Cette technologie 4.0 a aussi l’avantage de réduire d’au moins 20 % la consommation d’eau, en plus d’en limiter les pertes. Surtout, insiste-t-il, elle permet aux stations souhaitant bénéficier des tarifs réduits d’Hydro-Québec de pouvoir être flexibles et de stopper instantanément la production de neige lors des périodes de grande consommation. « Cette économie d’énergie peut aisément faire diminuer d’au moins 25 % la facture hydroélectrique. Un facteur non négligeable sachant que la consommation liée à la production de neige représente, en moyenne, près de 10 % du coût des opérations d’une station », explique Martin LaRichelière.

 

Une techno qui coûte cher

Or, seulement une poignée de stations de la province ont entamé le virage technologique. « C’est que l’automatisation coûte cher, très cher », soulève le vice-président et directeur général de Bromont, montagne d’expériences, Claude Péloquin. L’automatisation d’une seule piste, avise-t-il, peut coûter facilement plus de 1 million de dollars (M$). Le gestionnaire parle en connaissance de cause. Afin d’automatiser le système d’enneigement des pistes Coupe du monde et Knowlton, la station bromontoise a déboursé 3 M$ pour l’achat de canons ventilateurs fixes, l’aménagement de conduits souterrains et autres équipements permettant de gérer l’enneigement à distance. Cet investissement, dit-il, s’inscrit dans les efforts de la station qui est sur le point de divulguer sa charte en développement durable.

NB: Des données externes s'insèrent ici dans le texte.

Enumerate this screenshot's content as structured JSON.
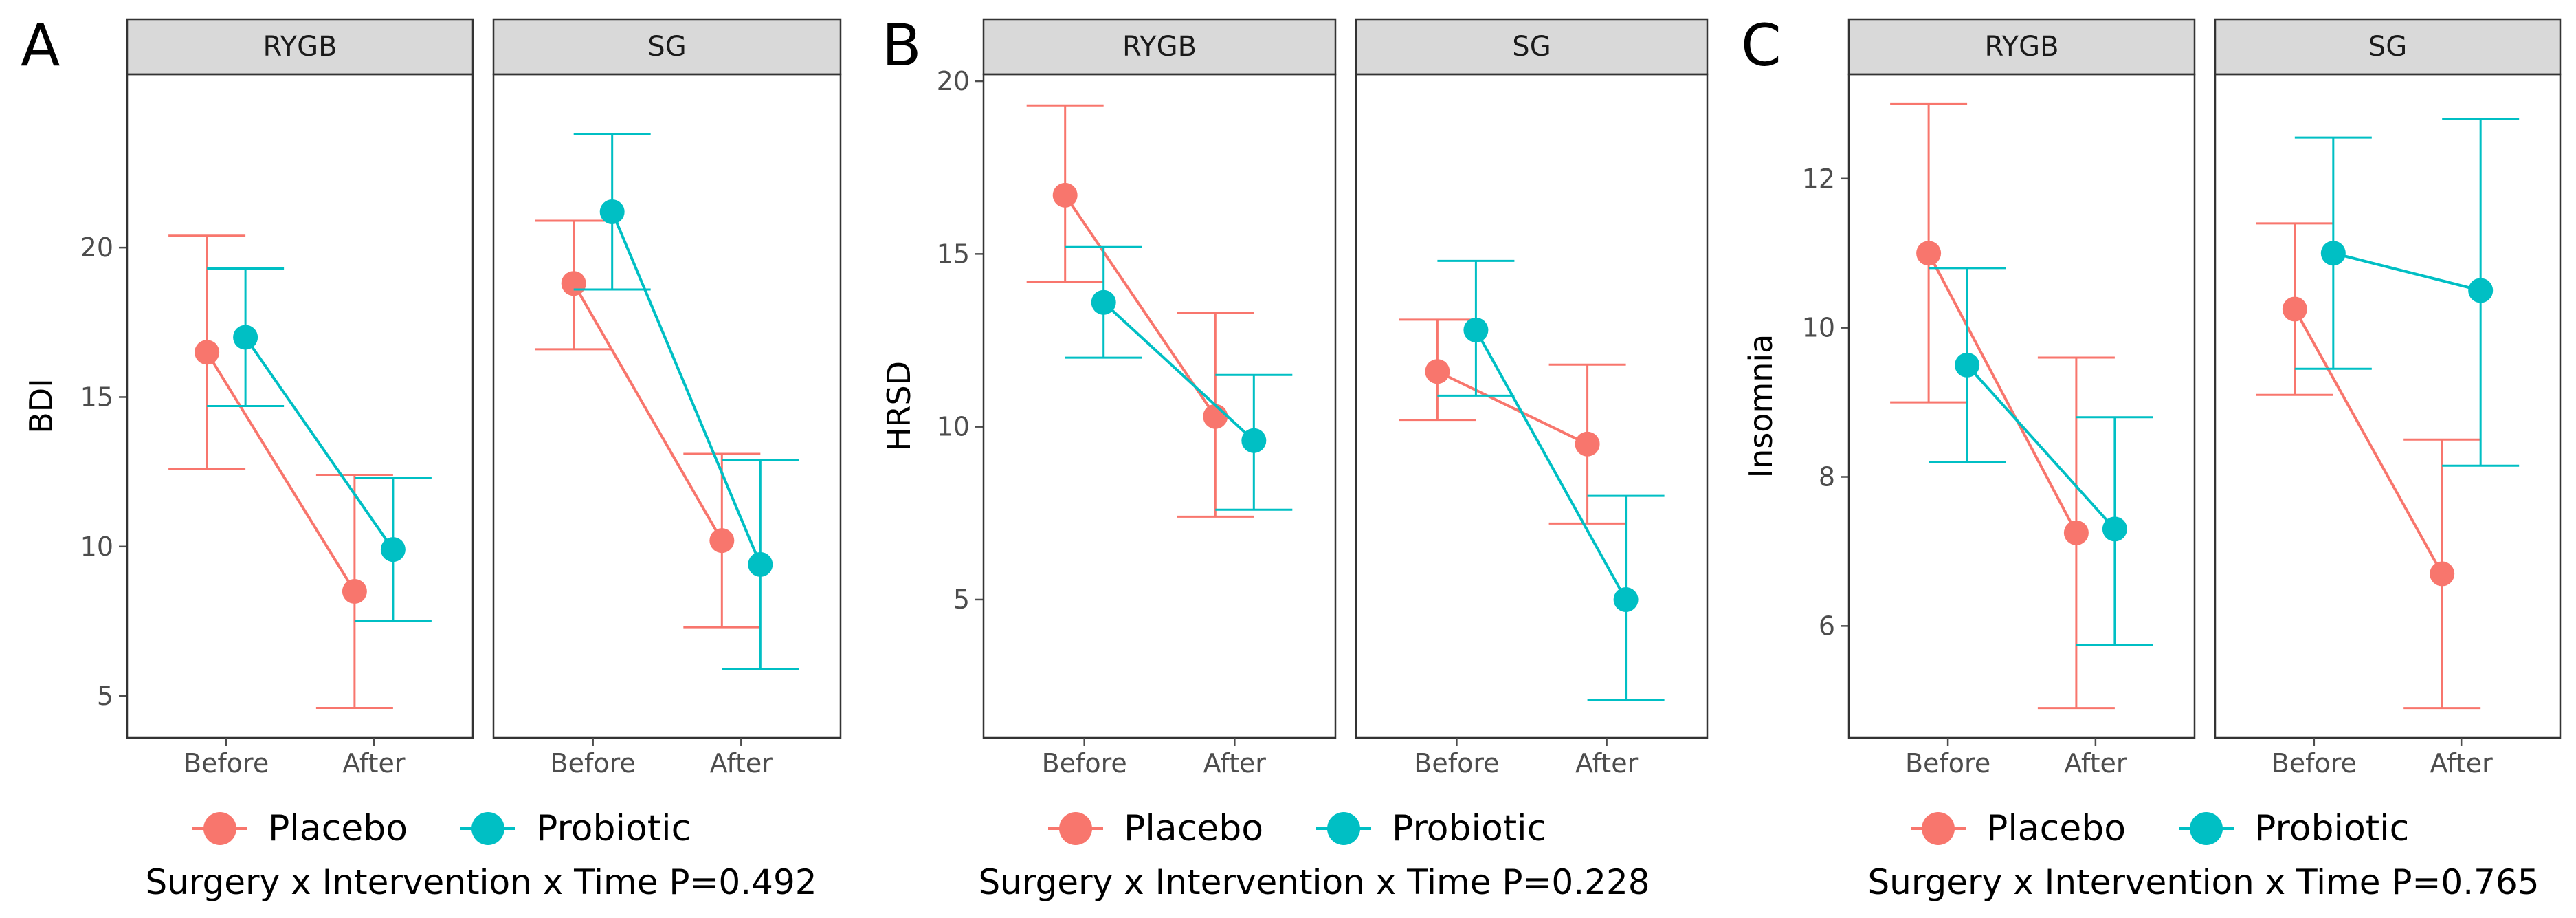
{
  "colors": {
    "Placebo": "#F8766D",
    "Probiotic": "#00BFC4",
    "strip_fill": "#D9D9D9",
    "panel_border": "#333333",
    "tick": "#4d4d4d"
  },
  "chart_data": [
    {
      "type": "line",
      "label": "A",
      "ylabel": "BDI",
      "ylim": [
        3.6,
        25.8
      ],
      "yticks": [
        5,
        10,
        15,
        20
      ],
      "x_categories": [
        "Before",
        "After"
      ],
      "facets": [
        {
          "strip": "RYGB",
          "series": [
            {
              "name": "Placebo",
              "values": [
                16.5,
                8.5
              ],
              "lower": [
                12.6,
                4.6
              ],
              "upper": [
                20.4,
                12.4
              ]
            },
            {
              "name": "Probiotic",
              "values": [
                17.0,
                9.9
              ],
              "lower": [
                14.7,
                7.5
              ],
              "upper": [
                19.3,
                12.3
              ]
            }
          ]
        },
        {
          "strip": "SG",
          "series": [
            {
              "name": "Placebo",
              "values": [
                18.8,
                10.2
              ],
              "lower": [
                16.6,
                7.3
              ],
              "upper": [
                20.9,
                13.1
              ]
            },
            {
              "name": "Probiotic",
              "values": [
                21.2,
                9.4
              ],
              "lower": [
                18.6,
                5.9
              ],
              "upper": [
                23.8,
                12.9
              ]
            }
          ]
        }
      ],
      "legend": [
        "Placebo",
        "Probiotic"
      ],
      "ptext": "Surgery x Intervention x Time P=0.492"
    },
    {
      "type": "line",
      "label": "B",
      "ylabel": "HRSD",
      "ylim": [
        1.0,
        20.2
      ],
      "yticks": [
        5,
        10,
        15,
        20
      ],
      "x_categories": [
        "Before",
        "After"
      ],
      "facets": [
        {
          "strip": "RYGB",
          "series": [
            {
              "name": "Placebo",
              "values": [
                16.7,
                10.3
              ],
              "lower": [
                14.2,
                7.4
              ],
              "upper": [
                19.3,
                13.3
              ]
            },
            {
              "name": "Probiotic",
              "values": [
                13.6,
                9.6
              ],
              "lower": [
                12.0,
                7.6
              ],
              "upper": [
                15.2,
                11.5
              ]
            }
          ]
        },
        {
          "strip": "SG",
          "series": [
            {
              "name": "Placebo",
              "values": [
                11.6,
                9.5
              ],
              "lower": [
                10.2,
                7.2
              ],
              "upper": [
                13.1,
                11.8
              ]
            },
            {
              "name": "Probiotic",
              "values": [
                12.8,
                5.0
              ],
              "lower": [
                10.9,
                2.1
              ],
              "upper": [
                14.8,
                8.0
              ]
            }
          ]
        }
      ],
      "legend": [
        "Placebo",
        "Probiotic"
      ],
      "ptext": "Surgery x Intervention x Time P=0.228"
    },
    {
      "type": "line",
      "label": "C",
      "ylabel": "Insomnia",
      "ylim": [
        4.5,
        13.4
      ],
      "yticks": [
        6,
        8,
        10,
        12
      ],
      "x_categories": [
        "Before",
        "After"
      ],
      "facets": [
        {
          "strip": "RYGB",
          "series": [
            {
              "name": "Placebo",
              "values": [
                11.0,
                7.25
              ],
              "lower": [
                9.0,
                4.9
              ],
              "upper": [
                13.0,
                9.6
              ]
            },
            {
              "name": "Probiotic",
              "values": [
                9.5,
                7.3
              ],
              "lower": [
                8.2,
                5.75
              ],
              "upper": [
                10.8,
                8.8
              ]
            }
          ]
        },
        {
          "strip": "SG",
          "series": [
            {
              "name": "Placebo",
              "values": [
                10.25,
                6.7
              ],
              "lower": [
                9.1,
                4.9
              ],
              "upper": [
                11.4,
                8.5
              ]
            },
            {
              "name": "Probiotic",
              "values": [
                11.0,
                10.5
              ],
              "lower": [
                9.45,
                8.15
              ],
              "upper": [
                12.55,
                12.8
              ]
            }
          ]
        }
      ],
      "legend": [
        "Placebo",
        "Probiotic"
      ],
      "ptext": "Surgery x Intervention x Time P=0.765"
    }
  ]
}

« Nous avons accès à la technologie pour améliorer nos pratiques en développement durable. Mais procéder à l’automatisation complète, voire partielle d’un grand domaine skiable au Québec représente des sommes énormes que peu d’organisations, même la nôtre, peuvent actuellement se permettre », maintient le gestionnaire de la station bromontoise.

Propos que partage Michel Couture, président et directeur général de la station Ski Saint-Bruno. Depuis déjà 15 ans que le propriétaire de la station visible du centre-ville de Montréal évalue l’option de l’enneigement automatique. Malgré les vertus de cette technologie, cette option ne s’avère malheureusement pas rentable pour une petite station comme la sienne, dont tous les canons peuvent être activités manuellement en moins de 30 minutes. Le gestionnaire soutient que le rendement de l’investissement excéderait largement une période de 15 ans. « À mes yeux, cette technologie est comparable à une Ferrari. C’est ultraperformant, mais ça demande une maintenance beaucoup plus accrue. Et tout comme le bolide de course qui résiste mal aux nids de poule, ces canons sont fragiles. Si l’eau contient trop d’impureté, le canon bloque », admet-il.

 

Approvisionnement d’eau

En revanche, Michel Couture soutient que l’arsenal de sa station est approvisionné par un bassin de rétention contenant plus de 75 000 mètres cubes d’eau, soit l’équivalent du volume de 19 piscines olympiques. Aménagé au pied de la montagne, cet étang artificiel récupère le ruissellement de la fonte des neiges chaque printemps. « Grâce à cette ressource, nous pouvons enneiger 80 % du domaine. La station dispose également d’une entente avec la carrière voisine pour récupérer l’eau qui s’y accumule chaque année », indique le gestionnaire.

Des infrastructures dont très peu de stations ont le privilège de bénéficier dans leur cour. La majorité s’approvisionne directement à partir des affluents (ruisseaux, rivières et lacs) situés à proximité des pentes, souligne Martin LaRichelière. Des bassins, précise-t-il, qui existent déjà dans plusieurs grands domaines ailleurs sur la planète.